Bringing Some Light to the Dark

A really encouraging and affirming reaction to my thought for the day this morning, and so for some who asked, here is the text. Wonder would the same response be forthcoming if I had gone with the original idea of anticipating the Boss on Saturday??

You may have heard the story of the shady Norwegian town of Rjukan which is nestled deep in a valley and gets no sunshine between September and March each year. During those dark months, any resident who needs to feel some sunlight on their skin has to escape the gloom by jumping into a cable car which brings them to the top of the mountain and out into the light.

But recently, after decades of discussions a daring plan is coming to fruition on top of that mountain. Helicopters are lifting into place 100 sqm of mirrors and an elaborate system of sensors and pulleys to redirect the light of the sun down into the stygian depths of the village square.

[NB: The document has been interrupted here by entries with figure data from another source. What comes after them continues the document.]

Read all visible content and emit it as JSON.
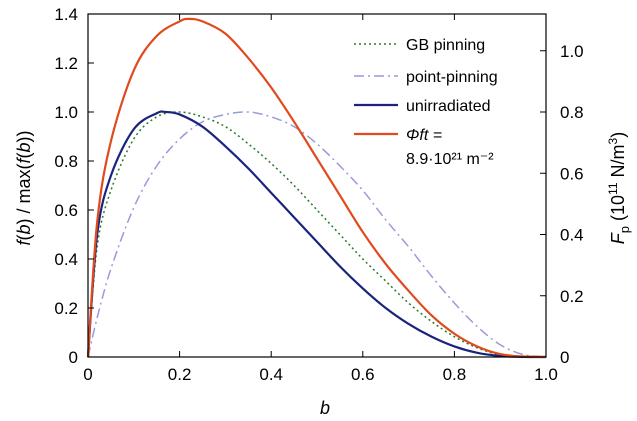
{
  "chart_data": {
    "type": "line",
    "xlabel": "b",
    "ylabel_left": "f(b) / max(f(b))",
    "ylabel_right": "F_p (10^11 N/m^3)",
    "xlim": [
      0,
      1
    ],
    "ylim_left": [
      0,
      1.4
    ],
    "ylim_right": [
      0,
      1.12
    ],
    "x_ticks": [
      "0",
      "0.2",
      "0.4",
      "0.6",
      "0.8",
      "1.0"
    ],
    "y_ticks_left": [
      "0",
      "0.2",
      "0.4",
      "0.6",
      "0.8",
      "1.0",
      "1.2",
      "1.4"
    ],
    "y_ticks_right": [
      "0",
      "0.2",
      "0.4",
      "0.6",
      "0.8",
      "1.0"
    ],
    "grid": false,
    "legend_position": "top-right",
    "series": [
      {
        "name": "GB pinning",
        "style": "dotted",
        "color": "#2a7a2a",
        "axis": "left",
        "x": [
          0,
          0.02,
          0.05,
          0.1,
          0.15,
          0.2,
          0.25,
          0.3,
          0.35,
          0.4,
          0.45,
          0.5,
          0.55,
          0.6,
          0.65,
          0.7,
          0.75,
          0.8,
          0.85,
          0.9,
          0.95,
          1.0
        ],
        "y": [
          0,
          0.45,
          0.68,
          0.89,
          0.98,
          1.0,
          0.98,
          0.94,
          0.87,
          0.79,
          0.7,
          0.6,
          0.5,
          0.4,
          0.31,
          0.22,
          0.145,
          0.083,
          0.037,
          0.009,
          0.001,
          0
        ]
      },
      {
        "name": "point-pinning",
        "style": "dash-dot",
        "color": "#9999dd",
        "axis": "left",
        "x": [
          0,
          0.02,
          0.05,
          0.1,
          0.15,
          0.2,
          0.25,
          0.3,
          0.35,
          0.4,
          0.45,
          0.5,
          0.55,
          0.6,
          0.65,
          0.7,
          0.75,
          0.8,
          0.85,
          0.9,
          0.95,
          1.0
        ],
        "y": [
          0,
          0.16,
          0.36,
          0.61,
          0.78,
          0.89,
          0.96,
          0.99,
          1.0,
          0.98,
          0.94,
          0.87,
          0.78,
          0.68,
          0.56,
          0.45,
          0.33,
          0.22,
          0.124,
          0.05,
          0.01,
          0
        ]
      },
      {
        "name": "unirradiated",
        "style": "solid",
        "color": "#1a237e",
        "axis": "left",
        "x": [
          0,
          0.02,
          0.05,
          0.1,
          0.15,
          0.17,
          0.2,
          0.25,
          0.3,
          0.35,
          0.4,
          0.45,
          0.5,
          0.55,
          0.6,
          0.65,
          0.7,
          0.75,
          0.8,
          0.85,
          0.9,
          0.95,
          1.0
        ],
        "y": [
          0,
          0.5,
          0.74,
          0.93,
          0.995,
          1.0,
          0.99,
          0.94,
          0.86,
          0.77,
          0.67,
          0.57,
          0.47,
          0.37,
          0.28,
          0.2,
          0.135,
          0.083,
          0.043,
          0.017,
          0.004,
          0.0004,
          0
        ]
      },
      {
        "name": "Φ_f t = 8.9·10^21 m^-2",
        "legend_line1": "Φft =",
        "legend_line2": "8.9·10²¹ m⁻²",
        "style": "solid",
        "color": "#e04a1c",
        "axis": "left",
        "x": [
          0,
          0.02,
          0.05,
          0.1,
          0.15,
          0.2,
          0.22,
          0.25,
          0.3,
          0.35,
          0.4,
          0.45,
          0.5,
          0.55,
          0.6,
          0.65,
          0.7,
          0.75,
          0.8,
          0.85,
          0.9,
          0.95,
          1.0
        ],
        "y": [
          0,
          0.55,
          0.88,
          1.17,
          1.31,
          1.37,
          1.38,
          1.37,
          1.32,
          1.22,
          1.1,
          0.96,
          0.81,
          0.66,
          0.51,
          0.38,
          0.27,
          0.17,
          0.095,
          0.043,
          0.012,
          0.002,
          0
        ]
      }
    ]
  }
}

The Italian village of Viganella did something similar a few years ago. At the centre of their dying village was a square which, as the mayor said, served as an outdoor living room for the whole village only it wasn’t used during the winter months and people’s health and relationships suffered. But with the visionary efforts of that energetic mayor, and in spite the sceptics who saw it as a joke, they did it. They installed a large mirror up the mountain and diverted sunlight to the square. They brought light to the darkness and now the village attracts visitors from all over the world to see how they did it.

The truth of these stories is that extraordinary ideas, which may seem demented on first glance, can transform peoples lives.

Now it’ll take more than a mirror on Cave Hill and a few hours of redirected sunshine to transform our darkness, but that shouldn’t stop us from dreaming, from conjuring up harebrained schemes, from daring to imagine how things should and could be different here.

And though it may not look like it this morning, I know that this community has many women and men of boundless daring, courage, generosity and sense of adventure who bring their creative juices and their considerable abilities not to cursing the darkness and bemoaning loss, but to bringing light. I know and work with many of them. And I see their commitment to the common good as they spend themselves daily to transform dark and dangerous streets into bright living space for everyone. We should cherish every one of them.

So how about it Belfast and Northern Ireland? Let’s not give up now on the aspiration to bring the light of peace and justice to the streets of our cities and towns, difficult though it might appear at the moment.